A Practical Recommendation System Pipeline

In a recommendation system, there are typically three stages:

Candidate generation (retrieval)
Ranking
Re-ranking

Requirements

Low latency: the system should respond as fast as possible. This often implies heavy use of caching and a design that can repopulate caches quickly.
Relevance: recommendations should be personalized and aligned with product objectives.

1. Candidate generation (retrieval)

From the entire item catalog, we first generate a short list of items that a user is likely to engage with. This step must be extremely efficient because the catalog can be huge. The goal is to be broad/exhaustive enough to avoid missing good candidates, while staying fast.

Common retrieval strategies include:

Fetch recent items from channels the user is subscribed to (rule-based, no ML required).
Retrieve items similar to what the user has watched (item-to-item similarity; often easiest because it does not require a user representation).
Retrieve items that similar users watched (collaborative filtering).

The last two approaches often rely on embeddings for users and/or items. A trained model plus a vector index (ANN search) is a common implementation.

2. Two-tower retrieval and why you still need a re-ranker (cross-encoder)

A popular ML architecture for candidate generation is the two-tower model (a.k.a. dual encoder):

A user tower encodes user context (history, profile, session signals) into a user embedding.
An item tower encodes item features into an item embedding.
At serving time, you score candidates with a simple similarity function (e.g., dot product or cosine similarity) and use ANN search to retrieve the top-K items.

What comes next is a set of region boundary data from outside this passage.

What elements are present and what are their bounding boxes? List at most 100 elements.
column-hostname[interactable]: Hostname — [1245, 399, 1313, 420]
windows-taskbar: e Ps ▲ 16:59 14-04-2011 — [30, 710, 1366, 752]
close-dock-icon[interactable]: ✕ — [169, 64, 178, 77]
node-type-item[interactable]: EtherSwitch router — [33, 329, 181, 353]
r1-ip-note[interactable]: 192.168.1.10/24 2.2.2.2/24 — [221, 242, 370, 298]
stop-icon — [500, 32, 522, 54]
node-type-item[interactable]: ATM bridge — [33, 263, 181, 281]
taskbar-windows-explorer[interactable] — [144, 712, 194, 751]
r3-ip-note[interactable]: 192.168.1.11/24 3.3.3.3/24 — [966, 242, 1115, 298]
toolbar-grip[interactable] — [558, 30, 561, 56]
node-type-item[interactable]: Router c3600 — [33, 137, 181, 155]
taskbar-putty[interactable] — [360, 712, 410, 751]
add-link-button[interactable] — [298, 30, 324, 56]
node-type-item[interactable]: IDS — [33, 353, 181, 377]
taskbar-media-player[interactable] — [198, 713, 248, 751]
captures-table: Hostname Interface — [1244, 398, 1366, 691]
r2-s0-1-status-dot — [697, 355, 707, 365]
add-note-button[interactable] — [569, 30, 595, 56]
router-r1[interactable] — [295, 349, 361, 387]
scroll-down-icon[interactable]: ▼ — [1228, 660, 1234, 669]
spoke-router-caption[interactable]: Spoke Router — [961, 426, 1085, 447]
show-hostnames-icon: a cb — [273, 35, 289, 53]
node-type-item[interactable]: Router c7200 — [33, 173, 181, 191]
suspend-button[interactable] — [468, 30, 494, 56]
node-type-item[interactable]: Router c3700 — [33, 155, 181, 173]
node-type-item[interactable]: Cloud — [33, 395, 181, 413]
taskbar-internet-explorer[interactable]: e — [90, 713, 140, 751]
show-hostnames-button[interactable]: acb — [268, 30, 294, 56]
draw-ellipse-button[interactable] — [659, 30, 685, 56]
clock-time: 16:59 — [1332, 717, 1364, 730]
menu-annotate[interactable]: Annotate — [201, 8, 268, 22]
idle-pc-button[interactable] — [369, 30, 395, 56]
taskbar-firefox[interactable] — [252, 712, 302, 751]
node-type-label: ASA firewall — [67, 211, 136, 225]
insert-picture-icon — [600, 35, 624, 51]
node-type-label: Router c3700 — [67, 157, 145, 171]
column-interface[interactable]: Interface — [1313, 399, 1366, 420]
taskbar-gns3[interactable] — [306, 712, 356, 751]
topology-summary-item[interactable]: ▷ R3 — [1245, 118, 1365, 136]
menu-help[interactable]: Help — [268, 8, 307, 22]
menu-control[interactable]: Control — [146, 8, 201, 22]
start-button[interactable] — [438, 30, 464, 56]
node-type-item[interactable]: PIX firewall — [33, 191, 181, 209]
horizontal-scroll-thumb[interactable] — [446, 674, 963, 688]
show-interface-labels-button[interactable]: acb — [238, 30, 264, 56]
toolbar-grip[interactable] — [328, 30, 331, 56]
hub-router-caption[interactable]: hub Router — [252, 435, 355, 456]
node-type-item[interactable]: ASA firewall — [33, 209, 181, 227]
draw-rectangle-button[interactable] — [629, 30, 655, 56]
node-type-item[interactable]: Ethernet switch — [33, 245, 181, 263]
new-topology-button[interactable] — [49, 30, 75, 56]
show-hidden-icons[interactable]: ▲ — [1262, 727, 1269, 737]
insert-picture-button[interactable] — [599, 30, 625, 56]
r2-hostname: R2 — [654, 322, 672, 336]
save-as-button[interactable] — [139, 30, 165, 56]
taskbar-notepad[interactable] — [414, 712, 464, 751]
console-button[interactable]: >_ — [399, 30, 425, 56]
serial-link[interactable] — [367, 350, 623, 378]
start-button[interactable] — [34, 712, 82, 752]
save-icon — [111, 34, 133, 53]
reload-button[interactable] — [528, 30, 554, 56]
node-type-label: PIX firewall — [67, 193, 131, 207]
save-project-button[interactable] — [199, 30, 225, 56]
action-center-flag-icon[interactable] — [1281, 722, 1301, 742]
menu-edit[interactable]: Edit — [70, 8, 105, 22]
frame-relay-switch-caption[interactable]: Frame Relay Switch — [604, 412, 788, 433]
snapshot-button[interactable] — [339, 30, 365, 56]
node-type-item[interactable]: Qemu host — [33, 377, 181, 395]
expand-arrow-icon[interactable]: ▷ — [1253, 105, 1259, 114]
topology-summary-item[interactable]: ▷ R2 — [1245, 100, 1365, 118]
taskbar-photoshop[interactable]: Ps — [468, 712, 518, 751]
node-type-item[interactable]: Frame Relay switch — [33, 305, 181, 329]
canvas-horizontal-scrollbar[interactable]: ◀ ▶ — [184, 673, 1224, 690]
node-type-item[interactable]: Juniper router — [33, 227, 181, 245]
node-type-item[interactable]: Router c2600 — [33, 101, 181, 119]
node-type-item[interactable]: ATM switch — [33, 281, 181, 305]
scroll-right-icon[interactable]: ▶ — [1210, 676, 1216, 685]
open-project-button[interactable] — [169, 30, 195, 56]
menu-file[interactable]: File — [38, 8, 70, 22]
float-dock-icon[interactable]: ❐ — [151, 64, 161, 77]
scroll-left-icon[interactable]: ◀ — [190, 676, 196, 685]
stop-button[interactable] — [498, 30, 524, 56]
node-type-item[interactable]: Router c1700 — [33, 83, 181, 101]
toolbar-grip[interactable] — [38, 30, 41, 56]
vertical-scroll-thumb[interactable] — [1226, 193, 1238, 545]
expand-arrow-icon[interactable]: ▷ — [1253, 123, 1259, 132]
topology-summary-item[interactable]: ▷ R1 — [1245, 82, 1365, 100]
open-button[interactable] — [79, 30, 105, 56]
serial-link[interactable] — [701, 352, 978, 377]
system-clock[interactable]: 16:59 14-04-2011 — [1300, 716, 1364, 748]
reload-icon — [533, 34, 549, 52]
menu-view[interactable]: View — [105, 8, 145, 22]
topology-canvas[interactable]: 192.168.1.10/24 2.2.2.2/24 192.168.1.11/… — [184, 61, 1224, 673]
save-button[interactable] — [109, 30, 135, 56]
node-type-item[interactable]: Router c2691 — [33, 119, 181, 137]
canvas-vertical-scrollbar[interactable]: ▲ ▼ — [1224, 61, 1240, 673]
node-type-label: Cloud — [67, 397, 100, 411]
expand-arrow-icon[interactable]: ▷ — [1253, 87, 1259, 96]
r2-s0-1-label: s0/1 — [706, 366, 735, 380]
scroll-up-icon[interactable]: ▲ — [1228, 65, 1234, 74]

Two-tower retrieval is powerful because it is fast: item embeddings can be precomputed and indexed, and user embeddings can be computed online.

However, you often still need a re-ranker because two-tower scoring has inherent limitations:

Limited interaction modeling: the score is typically a dot product between embeddings. This is efficient, but it cannot model fine-grained interactions between the user and item the way a heavier model can.
Information bottleneck: the user and item towers compress many features into fixed-size vectors. Some subtle signals are lost.
Approximate search trade-offs: ANN retrieval is approximate. It is optimized for speed, not perfect ordering.

This is where a cross-encoder re-ranker is useful:

A cross-encoder takes the pair (user context, candidate item) together and computes a score with full attention/interactions (e.g., BERT-style or a feature-interaction network).
It is much more accurate, but too expensive to run over the whole catalog.
Therefore, you run it only on a small candidate set (e.g., top 200–2,000 from retrieval) to produce a better final ordering.

In short:

Two-tower models are excellent for fast retrieval. Cross-encoders are excellent for accurate ranking on a small set.

3. Ranking

After retrieval, scoring becomes feasible because the candidate set is small. It can be tempting to use the retrieval similarity as the final score, but that is usually not ideal:

Multiple candidate generators often run in parallel (subscriptions, similarity, collaborative filtering, etc.). Their raw scores are not directly comparable.
Retrieval is optimized for speed and recall, so it typically sacrifices accuracy.
In ranking, you may optimize for objectives beyond similarity (e.g., clicks, watch time, retention, revenue), and you can incorporate richer context.

4. Re-ranking

After ranking, you can apply business logic and additional constraints to produce the final recommendation list.

Common considerations include:

Freshness: run parts of the pipeline more frequently; incrementally index new items; or boost recent items.
Diversity: combine candidates from multiple categories/strategies and sample/allocate slots to avoid repetition.